Model-based optimisation of agricultural profitability and nutrient management: a practical approach for dealing with issues of scale.

Abstract

To manage agricultural landscapes more sustainably, we must understand and quantify the synergies and trade-offs between environmental impact, production, and other ecosystem services. Models play an important role in this type of analysis as generally it is infeasible to test multiple scenarios by experiment. These models can be linked with algorithms that optimise for multiple objectives by searching a space of allowable management interventions (the control variables). Optimisation of landscapes for multiple objectives can be computationally challenging, however, particularly if the scale of management is typically smaller (e.g. field scale) than the scale at which the objective is quantified (landscape scale) resulting in a large number of control variables whose impacts do not necessarily scale linearly. In this paper, we explore some practical solutions to this problem through a case study.

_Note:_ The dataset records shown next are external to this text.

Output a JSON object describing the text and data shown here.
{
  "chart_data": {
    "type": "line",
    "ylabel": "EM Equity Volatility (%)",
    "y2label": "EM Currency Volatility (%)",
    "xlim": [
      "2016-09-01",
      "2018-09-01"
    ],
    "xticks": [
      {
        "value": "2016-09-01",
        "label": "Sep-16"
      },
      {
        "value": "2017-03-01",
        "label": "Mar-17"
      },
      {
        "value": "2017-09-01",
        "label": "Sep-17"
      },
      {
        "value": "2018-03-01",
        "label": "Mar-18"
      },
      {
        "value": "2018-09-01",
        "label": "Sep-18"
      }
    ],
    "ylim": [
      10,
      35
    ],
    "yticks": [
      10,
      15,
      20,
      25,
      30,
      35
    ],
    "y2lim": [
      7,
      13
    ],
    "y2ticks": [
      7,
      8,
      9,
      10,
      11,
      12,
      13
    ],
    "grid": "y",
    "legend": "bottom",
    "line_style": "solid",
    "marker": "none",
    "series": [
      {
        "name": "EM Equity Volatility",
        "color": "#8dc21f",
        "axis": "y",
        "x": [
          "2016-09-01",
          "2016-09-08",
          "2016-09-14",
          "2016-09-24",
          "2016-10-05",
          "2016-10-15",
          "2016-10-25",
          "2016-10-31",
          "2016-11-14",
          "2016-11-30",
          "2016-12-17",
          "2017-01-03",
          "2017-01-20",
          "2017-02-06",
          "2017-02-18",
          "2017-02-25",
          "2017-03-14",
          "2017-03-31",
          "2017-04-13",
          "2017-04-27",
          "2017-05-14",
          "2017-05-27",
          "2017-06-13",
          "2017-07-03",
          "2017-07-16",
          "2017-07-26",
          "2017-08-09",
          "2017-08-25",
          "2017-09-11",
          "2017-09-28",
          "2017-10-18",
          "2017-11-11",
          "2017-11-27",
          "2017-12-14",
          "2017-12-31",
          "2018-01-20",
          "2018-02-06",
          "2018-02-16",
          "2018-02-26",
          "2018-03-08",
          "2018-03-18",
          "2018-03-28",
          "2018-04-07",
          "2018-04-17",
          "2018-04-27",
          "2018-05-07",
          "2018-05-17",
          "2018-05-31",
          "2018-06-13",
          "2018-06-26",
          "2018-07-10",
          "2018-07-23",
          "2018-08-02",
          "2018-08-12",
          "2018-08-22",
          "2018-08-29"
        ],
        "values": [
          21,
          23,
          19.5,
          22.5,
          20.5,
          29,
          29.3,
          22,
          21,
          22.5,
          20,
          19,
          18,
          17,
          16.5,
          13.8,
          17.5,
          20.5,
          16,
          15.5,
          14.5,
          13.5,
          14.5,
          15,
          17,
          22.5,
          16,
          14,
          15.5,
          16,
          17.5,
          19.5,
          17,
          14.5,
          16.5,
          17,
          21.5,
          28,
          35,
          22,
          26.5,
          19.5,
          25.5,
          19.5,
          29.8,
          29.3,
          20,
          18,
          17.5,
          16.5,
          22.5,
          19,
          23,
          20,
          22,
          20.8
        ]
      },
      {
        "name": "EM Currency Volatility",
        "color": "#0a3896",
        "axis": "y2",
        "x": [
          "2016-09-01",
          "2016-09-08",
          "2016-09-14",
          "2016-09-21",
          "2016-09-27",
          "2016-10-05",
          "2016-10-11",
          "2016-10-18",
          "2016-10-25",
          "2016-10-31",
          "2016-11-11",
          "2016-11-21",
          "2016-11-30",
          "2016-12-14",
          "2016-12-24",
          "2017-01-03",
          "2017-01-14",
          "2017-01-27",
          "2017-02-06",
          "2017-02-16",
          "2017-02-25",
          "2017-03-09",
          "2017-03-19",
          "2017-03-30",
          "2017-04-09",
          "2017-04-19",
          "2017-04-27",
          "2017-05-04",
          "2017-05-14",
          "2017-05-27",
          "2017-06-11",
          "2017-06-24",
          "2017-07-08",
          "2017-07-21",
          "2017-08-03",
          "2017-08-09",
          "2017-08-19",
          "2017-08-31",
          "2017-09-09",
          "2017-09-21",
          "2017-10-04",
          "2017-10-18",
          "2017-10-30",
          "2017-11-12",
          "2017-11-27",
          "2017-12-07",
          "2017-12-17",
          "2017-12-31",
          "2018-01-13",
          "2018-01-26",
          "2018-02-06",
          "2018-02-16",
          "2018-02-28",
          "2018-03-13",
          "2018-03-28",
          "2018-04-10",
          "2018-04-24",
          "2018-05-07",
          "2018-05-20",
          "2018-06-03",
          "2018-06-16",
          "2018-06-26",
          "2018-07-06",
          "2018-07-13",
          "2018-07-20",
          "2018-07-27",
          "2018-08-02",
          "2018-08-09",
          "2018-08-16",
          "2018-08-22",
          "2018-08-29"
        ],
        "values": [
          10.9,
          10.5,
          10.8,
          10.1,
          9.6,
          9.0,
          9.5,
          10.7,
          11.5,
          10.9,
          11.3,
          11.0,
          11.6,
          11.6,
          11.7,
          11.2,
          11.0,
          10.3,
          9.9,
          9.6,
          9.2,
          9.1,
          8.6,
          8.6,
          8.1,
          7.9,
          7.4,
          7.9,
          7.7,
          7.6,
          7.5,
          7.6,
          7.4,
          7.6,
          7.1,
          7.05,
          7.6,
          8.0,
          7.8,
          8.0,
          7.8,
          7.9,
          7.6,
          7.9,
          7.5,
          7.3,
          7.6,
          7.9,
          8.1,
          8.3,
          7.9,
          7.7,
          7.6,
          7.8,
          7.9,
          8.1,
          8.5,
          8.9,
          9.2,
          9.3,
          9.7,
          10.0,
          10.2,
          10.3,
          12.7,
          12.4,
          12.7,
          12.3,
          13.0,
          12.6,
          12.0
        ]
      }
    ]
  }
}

In our case study, we link a relatively detailed, agricultural landscape model with a multiple-objective optimisation algorithm to determine solutions that both maximise profitability and minimise greenhouse gas emissions in response to management. The optimisation algorithm combines a non-dominated sorting routine with differential evolution, whereby a 'population' of 100 solutions evolves over time to a Pareto optimal front. We show the advantages of using a hierarchical approach to the optimisation, whereby it is applied to finer-scale units first (i.e. fields), and then the solutions from each optimisation are combined in a second step to produce landscape-scale outcomes. We show that if there is no interaction between units, then the solution derived using such an approach will be the same as the one obtained if the landscape is optimised in one step. However, if there is spatial interaction, or if there are constraints on the allowable sets of solutions, then outcomes can be quite different. In these cases, other approaches to increase the efficiency of the optimisation may be more appropriate-such as initialising the control variables for half of the population of solutions with values expected to be near optimal. Our analysis shows the importance of aligning a policy or management recommendation with the appropriate scale.